His most recent trip to Israel brought him “clarity” about the Middle East that goes “beyond discussions in someone’s living room.”

“I was there on the ground in the trenches,” he said. “I breathed in firsthand everything good and bitter in the vicinity.”

His epiphany?

“The current situation is unsustainable for both sides. We must find a way to find a peaceful, sustainable situation.” He added, “I don’t have the brains to figure it out. I’m a cheerleader on the side, but I will never give up the struggle for peace and humanity for all. As a Jew, it’s basic to care for all of humanity.”

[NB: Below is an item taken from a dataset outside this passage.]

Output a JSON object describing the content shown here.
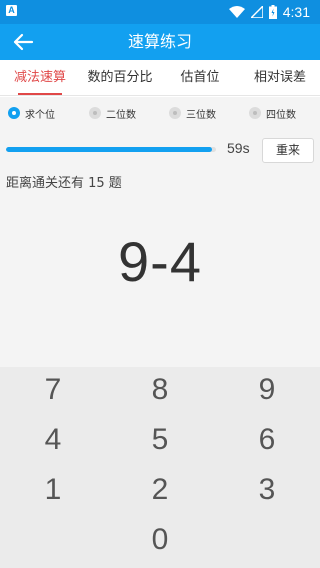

Patinkin was raised in an observant household, attending the Conservative Congregation Rodfei Zedek in Chicago, where he first sang with the synagogue choir. Though he acknowledged that he hasn’t belonged to a synagogue since he moved to New York in 1972, he added, “My synagogue is the theater and the world at large. I pray every day, everywhere I go. I pray traditional Hebrew prayers, Stephen Sondheim, and Rodgers and Hammerstein. I pray the Sh’ma, Kaddish, and e.e. cummings.”

He added a recitation, in English, of Psalm 137 in its entirety, which begins “If I forget thee, O Jerusalem.”

On March 17, Patinkin will perform with Israeli, Palestinian, and Syrian Druse musicians in a program for Intercultural Journeys, which promotes conversations across ethnic and religious divides through the arts. The Philadelphia concert will include songs in Arabic, Hebrew, and Yiddish as well as show tunes. The performance, he said, “is a celebration of all different cultures and ways of life. It’s the way I wish the world could be.”

Patinkin dismisses those who suggest that such interfaith events have little impact on resolving the Mideast conflict. “I couldn’t disagree more,” he said. “We have to find a way to sit with each other and look for peaceful situations. The day we give up on that journey is the day we all will lose everything.”